Dans les médias anglo-saxons, trois types de réactions sont intéressantes :
– Sur le site du Wall Street Journal, on devine une satisfaction narquoise devant ces événements. James Taranto en profite pour mettre en cause le "modèle social européen" : "La France semble avoir de profonds problèmes de société. […] Le chômage global en France est de 9,8%, mais pour les Français de moins de 25 ans il est au taux stupéfiant de 23%. Mais bon, au moins ils ont ‘une couverture maladie gratuite.’ " Ironie injuste et déplacée ? Sans doute, mais pas plus que les sarcasmes de la presse française après Katrina…
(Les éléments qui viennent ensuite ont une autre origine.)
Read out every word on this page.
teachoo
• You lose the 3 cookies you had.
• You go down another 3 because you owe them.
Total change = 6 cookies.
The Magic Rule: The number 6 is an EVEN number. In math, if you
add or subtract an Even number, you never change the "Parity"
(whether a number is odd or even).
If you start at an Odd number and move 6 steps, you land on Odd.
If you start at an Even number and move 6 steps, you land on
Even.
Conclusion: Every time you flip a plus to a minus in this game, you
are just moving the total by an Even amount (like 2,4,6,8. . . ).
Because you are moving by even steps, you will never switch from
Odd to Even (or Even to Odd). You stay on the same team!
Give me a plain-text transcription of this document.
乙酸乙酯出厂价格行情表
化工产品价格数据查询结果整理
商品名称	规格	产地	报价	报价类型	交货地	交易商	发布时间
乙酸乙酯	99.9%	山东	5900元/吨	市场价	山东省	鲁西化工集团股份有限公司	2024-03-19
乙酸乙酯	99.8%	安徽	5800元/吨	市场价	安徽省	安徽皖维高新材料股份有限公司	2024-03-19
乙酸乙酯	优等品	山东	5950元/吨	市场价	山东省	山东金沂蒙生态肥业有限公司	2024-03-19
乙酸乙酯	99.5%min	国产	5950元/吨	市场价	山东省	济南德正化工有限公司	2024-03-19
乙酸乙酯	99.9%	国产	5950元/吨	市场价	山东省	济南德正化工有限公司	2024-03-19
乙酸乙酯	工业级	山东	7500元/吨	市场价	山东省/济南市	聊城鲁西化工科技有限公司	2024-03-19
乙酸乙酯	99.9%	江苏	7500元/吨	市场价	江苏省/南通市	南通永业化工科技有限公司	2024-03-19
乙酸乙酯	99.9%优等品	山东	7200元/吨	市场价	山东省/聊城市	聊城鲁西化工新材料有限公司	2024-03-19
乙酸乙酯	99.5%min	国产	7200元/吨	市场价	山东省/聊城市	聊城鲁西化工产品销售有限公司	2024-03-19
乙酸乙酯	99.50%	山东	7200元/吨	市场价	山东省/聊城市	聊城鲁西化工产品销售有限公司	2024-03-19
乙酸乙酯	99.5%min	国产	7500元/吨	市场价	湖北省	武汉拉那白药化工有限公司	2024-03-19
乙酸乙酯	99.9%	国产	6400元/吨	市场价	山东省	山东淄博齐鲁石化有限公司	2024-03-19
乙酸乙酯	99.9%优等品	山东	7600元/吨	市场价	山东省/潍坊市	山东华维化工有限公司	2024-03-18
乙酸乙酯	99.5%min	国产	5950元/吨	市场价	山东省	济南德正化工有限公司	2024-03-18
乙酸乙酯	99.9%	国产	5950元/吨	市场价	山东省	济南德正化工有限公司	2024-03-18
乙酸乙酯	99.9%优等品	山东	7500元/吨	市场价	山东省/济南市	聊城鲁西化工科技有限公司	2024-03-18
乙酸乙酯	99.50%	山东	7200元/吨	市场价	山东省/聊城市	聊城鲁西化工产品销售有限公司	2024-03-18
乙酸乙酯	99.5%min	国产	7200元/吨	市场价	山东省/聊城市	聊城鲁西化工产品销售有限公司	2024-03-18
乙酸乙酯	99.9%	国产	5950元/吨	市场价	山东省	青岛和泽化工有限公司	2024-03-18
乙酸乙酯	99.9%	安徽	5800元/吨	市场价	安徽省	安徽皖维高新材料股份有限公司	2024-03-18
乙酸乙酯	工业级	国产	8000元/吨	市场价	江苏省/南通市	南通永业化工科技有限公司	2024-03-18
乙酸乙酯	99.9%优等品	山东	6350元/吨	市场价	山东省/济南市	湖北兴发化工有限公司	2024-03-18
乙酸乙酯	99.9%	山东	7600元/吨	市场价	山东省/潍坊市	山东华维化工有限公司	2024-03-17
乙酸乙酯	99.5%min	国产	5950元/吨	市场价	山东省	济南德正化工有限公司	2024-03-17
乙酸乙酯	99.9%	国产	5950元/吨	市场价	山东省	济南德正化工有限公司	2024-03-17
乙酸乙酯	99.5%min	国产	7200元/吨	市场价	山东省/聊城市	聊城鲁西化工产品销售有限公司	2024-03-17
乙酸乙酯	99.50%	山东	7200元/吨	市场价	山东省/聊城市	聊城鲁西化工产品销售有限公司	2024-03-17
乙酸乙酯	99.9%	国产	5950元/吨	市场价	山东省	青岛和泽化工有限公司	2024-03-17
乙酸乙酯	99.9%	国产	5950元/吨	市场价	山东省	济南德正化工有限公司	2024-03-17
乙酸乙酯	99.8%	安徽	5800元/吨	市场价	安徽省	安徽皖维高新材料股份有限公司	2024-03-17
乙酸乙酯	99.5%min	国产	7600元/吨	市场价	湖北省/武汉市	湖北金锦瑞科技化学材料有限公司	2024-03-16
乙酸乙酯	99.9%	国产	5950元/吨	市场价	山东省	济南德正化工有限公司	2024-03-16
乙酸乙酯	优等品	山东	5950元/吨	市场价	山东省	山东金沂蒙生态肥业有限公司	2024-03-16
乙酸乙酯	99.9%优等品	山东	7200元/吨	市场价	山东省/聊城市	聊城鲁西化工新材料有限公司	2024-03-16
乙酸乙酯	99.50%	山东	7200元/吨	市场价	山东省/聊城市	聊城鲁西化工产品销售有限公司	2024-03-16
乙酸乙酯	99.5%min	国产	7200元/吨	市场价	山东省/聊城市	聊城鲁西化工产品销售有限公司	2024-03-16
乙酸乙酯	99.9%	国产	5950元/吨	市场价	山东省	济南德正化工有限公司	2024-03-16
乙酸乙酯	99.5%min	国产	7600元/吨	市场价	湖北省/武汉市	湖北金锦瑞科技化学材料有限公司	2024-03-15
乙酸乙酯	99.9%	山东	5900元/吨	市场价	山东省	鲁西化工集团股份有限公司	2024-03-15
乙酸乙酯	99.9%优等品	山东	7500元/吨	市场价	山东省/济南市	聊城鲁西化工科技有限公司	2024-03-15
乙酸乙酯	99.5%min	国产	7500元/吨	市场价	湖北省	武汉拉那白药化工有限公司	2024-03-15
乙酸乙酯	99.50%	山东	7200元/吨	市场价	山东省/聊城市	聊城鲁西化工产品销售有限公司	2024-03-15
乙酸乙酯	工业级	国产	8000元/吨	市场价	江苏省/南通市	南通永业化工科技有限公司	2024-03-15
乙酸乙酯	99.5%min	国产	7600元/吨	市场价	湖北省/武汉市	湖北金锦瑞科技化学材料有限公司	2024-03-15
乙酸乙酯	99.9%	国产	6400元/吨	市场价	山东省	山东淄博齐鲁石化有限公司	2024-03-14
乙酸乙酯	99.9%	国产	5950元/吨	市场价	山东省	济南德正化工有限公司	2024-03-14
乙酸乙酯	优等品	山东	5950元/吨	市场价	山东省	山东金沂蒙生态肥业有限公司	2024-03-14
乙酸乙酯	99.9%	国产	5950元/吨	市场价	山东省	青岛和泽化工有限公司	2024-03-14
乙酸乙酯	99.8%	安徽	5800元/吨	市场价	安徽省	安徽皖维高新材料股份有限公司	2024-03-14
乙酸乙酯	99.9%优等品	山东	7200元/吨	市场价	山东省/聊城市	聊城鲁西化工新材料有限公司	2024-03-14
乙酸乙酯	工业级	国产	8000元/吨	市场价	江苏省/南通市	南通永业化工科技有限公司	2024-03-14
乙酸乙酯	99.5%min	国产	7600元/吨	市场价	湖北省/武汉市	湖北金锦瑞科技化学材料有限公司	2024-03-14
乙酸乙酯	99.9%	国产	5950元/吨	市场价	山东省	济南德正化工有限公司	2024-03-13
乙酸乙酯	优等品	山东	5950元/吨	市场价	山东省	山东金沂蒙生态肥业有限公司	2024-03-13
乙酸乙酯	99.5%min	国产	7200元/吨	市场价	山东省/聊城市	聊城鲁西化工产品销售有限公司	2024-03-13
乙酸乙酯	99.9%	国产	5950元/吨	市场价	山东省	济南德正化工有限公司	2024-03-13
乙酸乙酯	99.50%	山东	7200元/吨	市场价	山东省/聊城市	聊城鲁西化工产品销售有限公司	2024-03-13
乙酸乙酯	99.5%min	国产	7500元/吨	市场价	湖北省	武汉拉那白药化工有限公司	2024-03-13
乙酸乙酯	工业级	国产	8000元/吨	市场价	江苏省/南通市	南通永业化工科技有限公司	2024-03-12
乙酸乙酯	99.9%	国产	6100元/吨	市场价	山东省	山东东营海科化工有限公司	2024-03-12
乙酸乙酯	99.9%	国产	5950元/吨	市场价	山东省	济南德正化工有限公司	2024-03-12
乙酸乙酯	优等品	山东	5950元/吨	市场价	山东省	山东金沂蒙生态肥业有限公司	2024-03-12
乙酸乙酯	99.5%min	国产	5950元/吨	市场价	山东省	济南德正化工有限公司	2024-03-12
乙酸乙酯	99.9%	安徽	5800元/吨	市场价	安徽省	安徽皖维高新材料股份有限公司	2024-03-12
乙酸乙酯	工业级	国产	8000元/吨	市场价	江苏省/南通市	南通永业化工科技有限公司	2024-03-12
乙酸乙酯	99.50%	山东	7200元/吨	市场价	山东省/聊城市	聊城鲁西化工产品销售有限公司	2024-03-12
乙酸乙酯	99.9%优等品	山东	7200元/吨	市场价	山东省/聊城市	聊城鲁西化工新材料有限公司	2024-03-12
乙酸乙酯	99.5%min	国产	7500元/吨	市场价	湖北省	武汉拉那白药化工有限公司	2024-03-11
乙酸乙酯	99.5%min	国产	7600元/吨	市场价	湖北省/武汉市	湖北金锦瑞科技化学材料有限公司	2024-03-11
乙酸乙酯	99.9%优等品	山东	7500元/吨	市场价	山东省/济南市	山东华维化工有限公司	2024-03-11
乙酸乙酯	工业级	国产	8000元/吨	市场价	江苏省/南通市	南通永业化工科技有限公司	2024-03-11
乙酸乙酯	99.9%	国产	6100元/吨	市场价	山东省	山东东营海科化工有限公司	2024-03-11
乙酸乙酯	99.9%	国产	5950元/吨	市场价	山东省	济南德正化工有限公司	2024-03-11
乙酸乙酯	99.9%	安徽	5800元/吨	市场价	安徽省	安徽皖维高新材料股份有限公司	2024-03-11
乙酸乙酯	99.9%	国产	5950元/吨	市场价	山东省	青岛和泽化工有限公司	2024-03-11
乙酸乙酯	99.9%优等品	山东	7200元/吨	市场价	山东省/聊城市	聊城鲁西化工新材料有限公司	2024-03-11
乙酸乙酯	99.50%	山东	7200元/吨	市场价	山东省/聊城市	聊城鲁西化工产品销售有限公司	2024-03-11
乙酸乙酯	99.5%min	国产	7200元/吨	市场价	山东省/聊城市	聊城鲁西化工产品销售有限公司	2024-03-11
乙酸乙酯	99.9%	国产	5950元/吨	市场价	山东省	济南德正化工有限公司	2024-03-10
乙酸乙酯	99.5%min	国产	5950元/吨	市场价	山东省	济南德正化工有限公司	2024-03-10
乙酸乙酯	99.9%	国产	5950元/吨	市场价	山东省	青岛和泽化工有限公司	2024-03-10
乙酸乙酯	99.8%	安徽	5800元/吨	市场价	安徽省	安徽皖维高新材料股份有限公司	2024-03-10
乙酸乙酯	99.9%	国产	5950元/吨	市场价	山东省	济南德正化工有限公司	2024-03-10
– Nous avions remarqué que la presse anglo-saxonne était souvent plus explicite que la notre pour décrire le caractère ethnique et confessionnel des émeutes. Mais certains observateurs trouvent que ces médias aussi s’auto-censurent. Des contributeurs au blog de National Review s’en plaignent :
"Je viens de regarder un reportage de trois minutes sur CNN à propos des émeutes de Paris, où les mots "Islam" ou "musulmans" n’ont pas été prononcés une seule fois. Il n’a désigné les émeutiers que comme des "immigrants ethniques". Qu’on ne me dise pas que ce n’est pas volontaire." (Ici)
"Plus tôt dans la soirée, j’ai écouté un reportage sur [la radio "publique américaine] NPR à propos des émeutes françaises, et ce n’est [qu’au bout de 2 minutes] qu’il y a eu la moindre mention de qui, en fait, participait aux émeutes. Quand elle est arrivée, elle disait des émeutiers que ‘leurs parents sont venus en France d’Afrique du Nord dans les décennies suivant la deuxième guerre mondiale..’ " (Ici)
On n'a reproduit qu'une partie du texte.